Early on in my primary care days, I had a patient come in for a one-month follow-up visit after starting a new medication. I asked them, "Are you taking your inhaler 2 puffs every day?" They nodded quickly and replied, "Oh, yes. Every day." I then handed them a demo version of the device and asked them to show me their technique. They turned the inhaler around in their hands once, twice, three times. They were unable to perform the task.

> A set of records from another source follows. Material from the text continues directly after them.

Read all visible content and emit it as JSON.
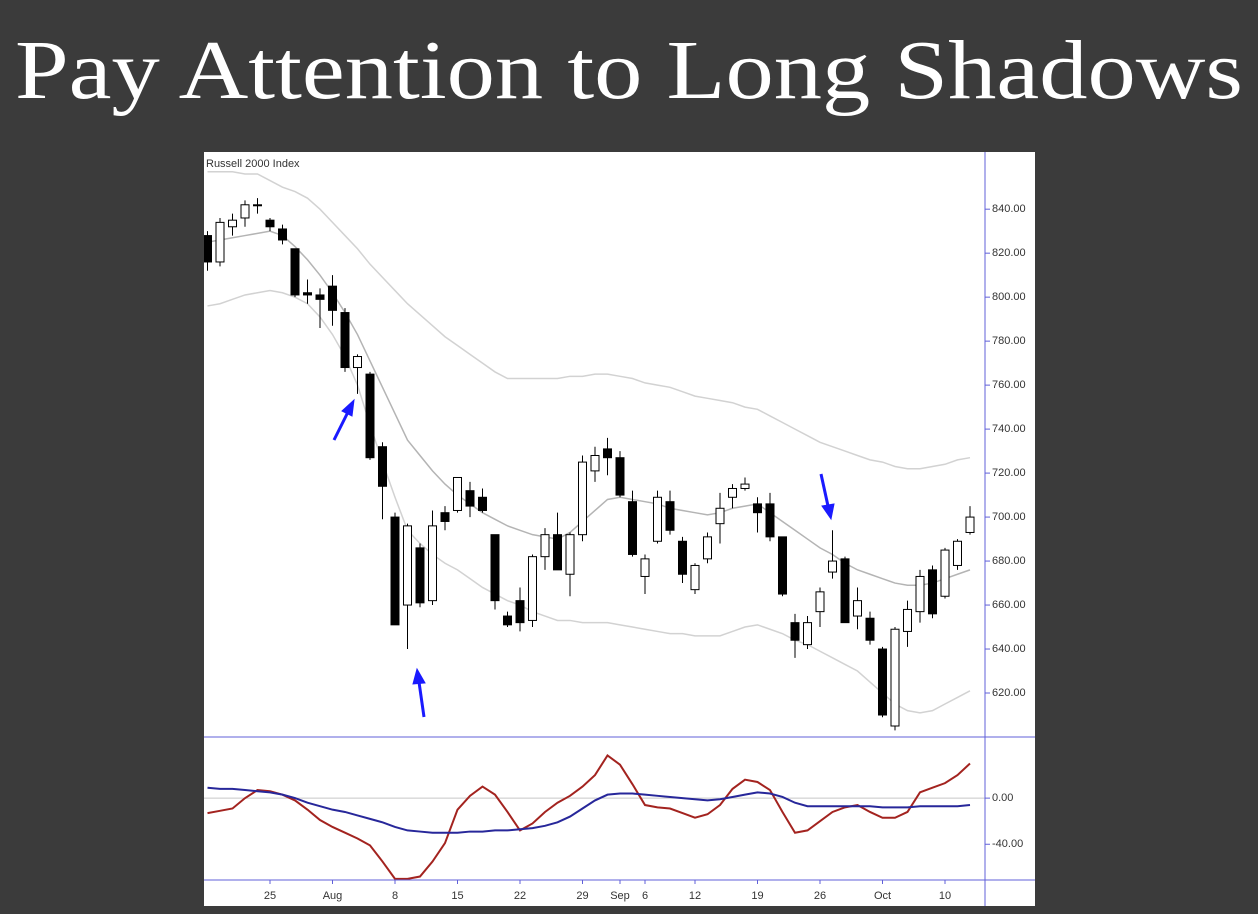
{
  "title": "Pay Attention to Long Shadows",
  "chart_data": [
    {
      "type": "candlestick",
      "title": "Russell 2000 Index",
      "categories": [
        null,
        null,
        null,
        null,
        null,
        "25",
        null,
        null,
        null,
        null,
        "Aug",
        null,
        null,
        null,
        null,
        "8",
        null,
        null,
        null,
        null,
        "15",
        null,
        null,
        null,
        null,
        "22",
        null,
        null,
        null,
        null,
        "29",
        null,
        null,
        "Sep",
        null,
        "6",
        null,
        null,
        null,
        "12",
        null,
        null,
        null,
        null,
        "19",
        null,
        null,
        null,
        null,
        "26",
        null,
        null,
        null,
        null,
        "Oct",
        null,
        null,
        null,
        null,
        "10",
        null,
        null
      ],
      "open": [
        828,
        816,
        832,
        836,
        842,
        835,
        831,
        822,
        802,
        801,
        805,
        793,
        768,
        765,
        732,
        700,
        660,
        686,
        662,
        702,
        703,
        712,
        709,
        692,
        655,
        662,
        653,
        682,
        692,
        674,
        692,
        721,
        731,
        727,
        707,
        673,
        689,
        707,
        689,
        667,
        681,
        697,
        709,
        713,
        706,
        706,
        691,
        652,
        642,
        657,
        675,
        681,
        655,
        654,
        640,
        605,
        648,
        657,
        676,
        664,
        678,
        693
      ],
      "high": [
        830,
        836,
        838,
        844,
        845,
        836,
        833,
        822,
        808,
        804,
        810,
        795,
        774,
        766,
        734,
        702,
        697,
        688,
        703,
        705,
        718,
        716,
        713,
        692,
        657,
        668,
        683,
        695,
        702,
        693,
        728,
        732,
        736,
        730,
        712,
        683,
        712,
        712,
        691,
        679,
        693,
        711,
        715,
        718,
        709,
        711,
        691,
        656,
        655,
        668,
        694,
        682,
        668,
        657,
        641,
        650,
        662,
        676,
        678,
        686,
        690,
        705
      ],
      "low": [
        812,
        814,
        828,
        832,
        838,
        830,
        824,
        800,
        797,
        786,
        787,
        766,
        756,
        726,
        699,
        651,
        640,
        659,
        660,
        694,
        702,
        700,
        702,
        658,
        650,
        648,
        650,
        676,
        676,
        664,
        689,
        716,
        719,
        709,
        682,
        665,
        688,
        692,
        670,
        665,
        679,
        688,
        704,
        712,
        693,
        689,
        664,
        636,
        640,
        650,
        672,
        652,
        649,
        642,
        609,
        603,
        641,
        652,
        654,
        663,
        676,
        692
      ],
      "close": [
        816,
        834,
        835,
        842,
        842,
        832,
        826,
        801,
        801,
        799,
        794,
        768,
        773,
        727,
        714,
        651,
        696,
        661,
        696,
        698,
        718,
        705,
        703,
        662,
        651,
        652,
        682,
        692,
        676,
        692,
        725,
        728,
        727,
        710,
        683,
        681,
        709,
        694,
        674,
        678,
        691,
        704,
        713,
        715,
        702,
        691,
        665,
        644,
        652,
        666,
        680,
        652,
        662,
        644,
        610,
        649,
        658,
        673,
        656,
        685,
        689,
        700
      ],
      "bands": [
        {
          "color": "#d2d2d2",
          "values": [
            857,
            857,
            857,
            856,
            856,
            853,
            850,
            848,
            845,
            840,
            834,
            828,
            822,
            815,
            809,
            803,
            797,
            792,
            787,
            782,
            778,
            774,
            770,
            766,
            763,
            763,
            763,
            763,
            763,
            764,
            764,
            765,
            765,
            764,
            763,
            761,
            760,
            759,
            757,
            755,
            754,
            753,
            752,
            750,
            749,
            746,
            743,
            740,
            737,
            734,
            732,
            730,
            728,
            726,
            725,
            723,
            722,
            722,
            723,
            724,
            726,
            727
          ]
        },
        {
          "color": "#b4b4b4",
          "values": [
            825,
            826,
            827,
            828,
            829,
            830,
            828,
            823,
            817,
            810,
            802,
            793,
            783,
            771,
            759,
            747,
            735,
            728,
            721,
            715,
            710,
            706,
            702,
            699,
            696,
            694,
            692,
            691,
            690,
            693,
            698,
            703,
            708,
            709,
            708,
            707,
            706,
            704,
            703,
            702,
            701,
            702,
            704,
            705,
            706,
            702,
            698,
            694,
            690,
            686,
            683,
            679,
            676,
            674,
            672,
            670,
            669,
            669,
            670,
            672,
            674,
            676
          ]
        },
        {
          "color": "#d2d2d2",
          "values": [
            796,
            797,
            799,
            801,
            802,
            803,
            802,
            800,
            797,
            791,
            783,
            773,
            760,
            742,
            725,
            709,
            694,
            688,
            683,
            679,
            676,
            672,
            668,
            665,
            662,
            660,
            657,
            655,
            653,
            653,
            652,
            652,
            652,
            651,
            650,
            649,
            648,
            647,
            647,
            646,
            646,
            646,
            648,
            650,
            651,
            649,
            647,
            644,
            642,
            639,
            636,
            633,
            630,
            625,
            620,
            615,
            612,
            611,
            612,
            615,
            618,
            621
          ]
        }
      ],
      "ylim": [
        600,
        866
      ],
      "yticks": [
        {
          "value": 620,
          "label": "620.00"
        },
        {
          "value": 640,
          "label": "640.00"
        },
        {
          "value": 660,
          "label": "660.00"
        },
        {
          "value": 680,
          "label": "680.00"
        },
        {
          "value": 700,
          "label": "700.00"
        },
        {
          "value": 720,
          "label": "720.00"
        },
        {
          "value": 740,
          "label": "740.00"
        },
        {
          "value": 760,
          "label": "760.00"
        },
        {
          "value": 780,
          "label": "780.00"
        },
        {
          "value": 800,
          "label": "800.00"
        },
        {
          "value": 820,
          "label": "820.00"
        },
        {
          "value": 840,
          "label": "840.00"
        }
      ]
    },
    {
      "type": "line",
      "series": [
        {
          "color": "#a3231f",
          "values": [
            -13,
            -11,
            -9,
            0,
            7,
            6,
            3,
            -2,
            -10,
            -19,
            -25,
            -30,
            -35,
            -41,
            -55,
            -70,
            -70,
            -68,
            -55,
            -39,
            -10,
            2,
            10,
            3,
            -12,
            -28,
            -22,
            -12,
            -4,
            2,
            10,
            20,
            37,
            29,
            12,
            -6,
            -8,
            -9,
            -13,
            -17,
            -14,
            -6,
            8,
            16,
            14,
            7,
            -12,
            -30,
            -28,
            -20,
            -12,
            -8,
            -6,
            -12,
            -17,
            -17,
            -12,
            5,
            9,
            13,
            20,
            30
          ]
        },
        {
          "color": "#27279a",
          "values": [
            9,
            8,
            8,
            7,
            6,
            5,
            3,
            0,
            -4,
            -7,
            -10,
            -12,
            -15,
            -18,
            -21,
            -25,
            -28,
            -29,
            -30,
            -30,
            -30,
            -29,
            -29,
            -28,
            -28,
            -27,
            -26,
            -24,
            -21,
            -16,
            -9,
            -2,
            3,
            4,
            4,
            3,
            2,
            1,
            0,
            -1,
            -2,
            -1,
            1,
            3,
            5,
            4,
            1,
            -4,
            -7,
            -7,
            -7,
            -7,
            -7,
            -7,
            -8,
            -8,
            -8,
            -7,
            -7,
            -7,
            -7,
            -6
          ]
        }
      ],
      "ylim": [
        -71,
        53
      ],
      "yticks": [
        {
          "value": 0,
          "label": "0.00"
        },
        {
          "value": -40,
          "label": "-40.00"
        }
      ]
    }
  ]
}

I am sure many of you have been in that position, where someone tells you something about their regimen that may not be accurate. Many of our discussions about assessment and adherence include discussing the use of objective measures or testing to overcome barriers. However, a better question might be, "Why does this happen?" Understanding the reasons for inaccuracy can help clinicians create environments where people feel empowered to overcome barriers to adherence, whether they are related to a lack of confidence, a lack of understanding, or another combination of factors.
Building Trust
Many of our modern chronic conditions can be closely tied to lifestyle-related factors like diet, exercise level, and, of course, tobacco exposure. That means many of the people living with these conditions have repeatedly heard things like, "Why don't you just quit smoking?" "Why don't you just eat less?" One I have heard myself is, "Can't you just go for a walk?" Of course, it is not that easy to "just" start doing those things regularly, so people are often made to feel guilty at every appointment for their lack of success. In these situations, to avoid that cycle of guilt, some people decide to just say, "yes, I'm doing that," and get that box checked off.